- Occupation: Medical Doctor Health Worker Project Director

= Folake Olayinka =

Folake Olayinka is a physician and global health leader. Since October 2020, she has served as the United States Agency for International Development's (USAID) Global Immunization lead/STAR Fellow. She also served as Technical and Strategy lead for the COVID19 Vaccine Access and Delivery Initiative Washington DC, United States.

Prior to joining USAID Washington, she worked with JSI Arlington VA, USA from August 2015 to October 2020 as the Project Director of MOMENTUM Routine Immunization Transformation and Equity (MRITE). She was also the Senior Immunization Advisor and Immunization Center Senior Leadership team member and Global Immunization Team Leader USAID's Flagship Maternal Child Survival Program aimed at ending preventable maternal and child deaths.

She has been the Program Director of Support to National Malaria Program,(SuNMAP) a UKAID funded project supporting Nigeria's National Malaria Control Program and to provide comprehensive malaria control technical assistance, led by Malaria Consortium.
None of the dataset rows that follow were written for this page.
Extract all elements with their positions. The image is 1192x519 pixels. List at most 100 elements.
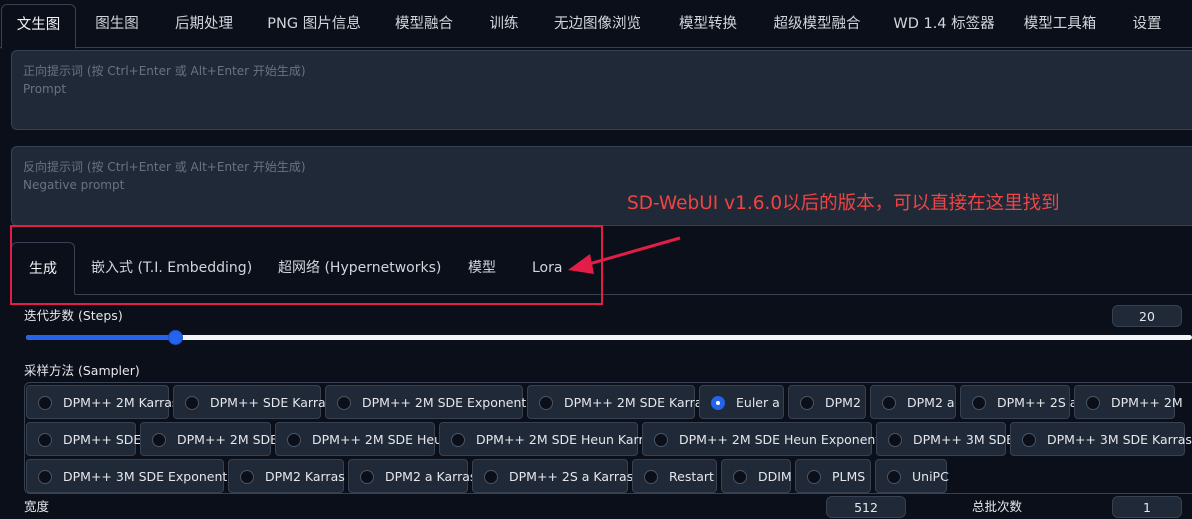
- sampler-option-dpmpp-2s-a-karras[interactable]: DPM++ 2S a Karras: [472, 459, 633, 493]
- radio-circle-icon: [360, 470, 374, 484]
- sampler-option-label: PLMS: [832, 469, 866, 484]
- sampler-option-dpm2-karras[interactable]: DPM2 Karras: [228, 459, 345, 493]
- annotation-text: SD-WebUI v1.6.0以后的版本，可以直接在这里找到: [627, 193, 1060, 214]
- tab-wd14-tagger[interactable]: WD 1.4 标签器: [884, 4, 1004, 48]
- radio-circle-icon: [152, 433, 166, 447]
- sampler-option-euler-a[interactable]: Euler a: [699, 385, 784, 419]
- radio-circle-icon: [733, 470, 747, 484]
- sampler-option-dpm2[interactable]: DPM2: [788, 385, 866, 419]
- sampler-option-label: DPM++ SDE Karras: [210, 395, 333, 410]
- radio-circle-icon: [185, 396, 199, 410]
- sampler-option-dpm2-a[interactable]: DPM2 a: [870, 385, 956, 419]
- radio-circle-icon: [484, 470, 498, 484]
- sampler-option-label: DPM++ 2M SDE: [177, 432, 279, 447]
- radio-circle-icon: [972, 396, 986, 410]
- tab-checkpoint-merger[interactable]: 模型融合: [380, 4, 468, 48]
- sampler-option-label: Restart: [669, 469, 714, 484]
- sampler-option-label: DPM2 a Karras: [385, 469, 477, 484]
- annotation-highlight-box: [10, 225, 603, 305]
- sampler-option-dpmpp-2m-sde[interactable]: DPM++ 2M SDE: [140, 422, 278, 456]
- radio-circle-icon: [807, 470, 821, 484]
- sampler-option-label: DPM++ 3M SDE Karras: [1047, 432, 1192, 447]
- top-tab-bar: 文生图 图生图 后期处理 PNG 图片信息 模型融合 训练 无边图像浏览 模型转…: [0, 0, 1192, 49]
- sampler-option-unipc[interactable]: UniPC: [875, 459, 949, 493]
- steps-slider[interactable]: [26, 330, 1192, 345]
- sampler-option-dpmpp-3m-sde-karras[interactable]: DPM++ 3M SDE Karras: [1010, 422, 1192, 456]
- radio-circle-icon: [1022, 433, 1036, 447]
- prompt-label: 正向提示词 (按 Ctrl+Enter 或 Alt+Enter 开始生成): [23, 64, 306, 78]
- radio-circle-icon: [38, 396, 52, 410]
- radio-circle-icon: [644, 470, 658, 484]
- steps-slider-fill: [26, 335, 175, 340]
- sampler-option-label: Euler a: [736, 395, 780, 410]
- radio-circle-icon: [1086, 396, 1100, 410]
- tab-image-browser[interactable]: 无边图像浏览: [540, 4, 655, 48]
- width-label: 宽度: [24, 499, 50, 514]
- width-number-input[interactable]: 512: [826, 496, 906, 518]
- sampler-option-label: DPM++ 3M SDE: [913, 432, 1015, 447]
- radio-circle-icon: [287, 433, 301, 447]
- sampler-option-label: DPM++ 3M SDE Exponential: [63, 469, 242, 484]
- tab-extras[interactable]: 后期处理: [160, 4, 248, 48]
- sampler-option-dpmpp-2m-sde-exponential[interactable]: DPM++ 2M SDE Exponential: [325, 385, 541, 419]
- tab-img2img[interactable]: 图生图: [80, 4, 154, 48]
- sampler-option-restart[interactable]: Restart: [632, 459, 717, 493]
- sampler-option-dpmpp-sde[interactable]: DPM++ SDE: [26, 422, 141, 456]
- radio-circle-icon: [888, 433, 902, 447]
- sampler-option-label: DPM++ SDE: [63, 432, 142, 447]
- radio-circle-icon: [539, 396, 553, 410]
- sampler-option-dpmpp-sde-karras[interactable]: DPM++ SDE Karras: [173, 385, 332, 419]
- radio-circle-icon: [240, 470, 254, 484]
- sampler-option-dpmpp-2m-sde-heun[interactable]: DPM++ 2M SDE Heun: [275, 422, 450, 456]
- sampler-option-dpmpp-2m-sde-heun-karras[interactable]: DPM++ 2M SDE Heun Karras: [439, 422, 658, 456]
- tab-super-merger[interactable]: 超级模型融合: [760, 4, 874, 48]
- radio-circle-icon: [800, 396, 814, 410]
- steps-label: 迭代步数 (Steps): [24, 308, 123, 323]
- steps-slider-thumb[interactable]: [167, 330, 183, 345]
- sampler-label: 采样方法 (Sampler): [24, 363, 140, 378]
- sampler-option-label: DPM2: [825, 395, 861, 410]
- sampler-option-dpmpp-2m-sde-karras[interactable]: DPM++ 2M SDE Karras: [527, 385, 709, 419]
- sampler-option-label: DPM++ 2M SDE Heun Exponential: [679, 432, 895, 447]
- tab-train[interactable]: 训练: [475, 4, 533, 48]
- sampler-option-plms[interactable]: PLMS: [795, 459, 871, 493]
- radio-circle-icon: [887, 470, 901, 484]
- steps-number-input[interactable]: 20: [1112, 305, 1182, 327]
- sampler-option-label: DPM++ 2S a Karras: [509, 469, 634, 484]
- annotation-arrow-icon: [568, 236, 681, 274]
- sampler-option-dpmpp-2m-sde-heun-exponential[interactable]: DPM++ 2M SDE Heun Exponential: [642, 422, 895, 456]
- sampler-option-label: DPM++ 2M SDE Karras: [564, 395, 709, 410]
- sampler-option-label: DPM++ 2M Karras: [63, 395, 179, 410]
- batch-count-number-input[interactable]: 1: [1112, 496, 1182, 518]
- sampler-option-label: DPM2 a: [907, 395, 955, 410]
- sampler-option-dpmpp-2m[interactable]: DPM++ 2M: [1074, 385, 1183, 419]
- sampler-option-ddim[interactable]: DDIM: [721, 459, 792, 493]
- tab-settings[interactable]: 设置: [1118, 4, 1176, 48]
- sampler-option-label: DPM++ 2S a: [997, 395, 1078, 410]
- tab-model-toolkit[interactable]: 模型工具箱: [1010, 4, 1110, 48]
- tab-model-converter[interactable]: 模型转换: [664, 4, 752, 48]
- batch-count-label: 总批次数: [972, 499, 1023, 514]
- sampler-option-label: DPM++ 2M SDE Exponential: [362, 395, 541, 410]
- sampler-option-label: UniPC: [912, 469, 949, 484]
- radio-circle-icon: [882, 396, 896, 410]
- sampler-option-dpmpp-3m-sde[interactable]: DPM++ 3M SDE: [876, 422, 1014, 456]
- prompt-placeholder: Prompt: [23, 82, 67, 96]
- tab-png-info[interactable]: PNG 图片信息: [255, 4, 373, 48]
- sampler-option-dpmpp-2s-a[interactable]: DPM++ 2S a: [960, 385, 1077, 419]
- radio-circle-icon: [337, 396, 351, 410]
- radio-circle-icon: [654, 433, 668, 447]
- radio-circle-icon: [38, 433, 52, 447]
- radio-circle-icon: [38, 470, 52, 484]
- sampler-option-label: DPM2 Karras: [265, 469, 345, 484]
- sampler-option-dpmpp-2m-karras[interactable]: DPM++ 2M Karras: [26, 385, 178, 419]
- sampler-option-label: DPM++ 2M SDE Heun: [312, 432, 450, 447]
- negative-prompt-placeholder: Negative prompt: [23, 178, 125, 192]
- sampler-option-dpmpp-3m-sde-exponential[interactable]: DPM++ 3M SDE Exponential: [26, 459, 242, 493]
- sampler-option-label: DPM++ 2M SDE Heun Karras: [476, 432, 658, 447]
- prompt-textarea[interactable]: 正向提示词 (按 Ctrl+Enter 或 Alt+Enter 开始生成) Pr…: [11, 50, 1192, 130]
- tab-txt2img[interactable]: 文生图: [1, 4, 76, 49]
- radio-circle-icon: [451, 433, 465, 447]
- sampler-option-dpm2-a-karras[interactable]: DPM2 a Karras: [348, 459, 476, 493]
- negative-prompt-label: 反向提示词 (按 Ctrl+Enter 或 Alt+Enter 开始生成): [23, 160, 306, 174]
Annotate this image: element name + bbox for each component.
She is a member of WHO's Strategic Advisory Group of Experts (SAGE) and also serves on the SAGE working Group on COVID-19 vaccines. From 2010 to 2014, she was a member of WHO Immunization Practice Advisory Committee (IPAC). She serves on the WHO African Regional Immunization Technical Advisory Group (RITAG) and is a scientific advisor for the African Leadership Initiative for Vaccinology Expertise, University of the Witwatersrand, South Africa.

Some of her works are in routine immunization, polio eradication, maternal and child health (MCH), HIV and malaria programs.

She is an ASPEN New Voice Fellow and Fellow of the WomenLift Health Leadership program Stanford University USA.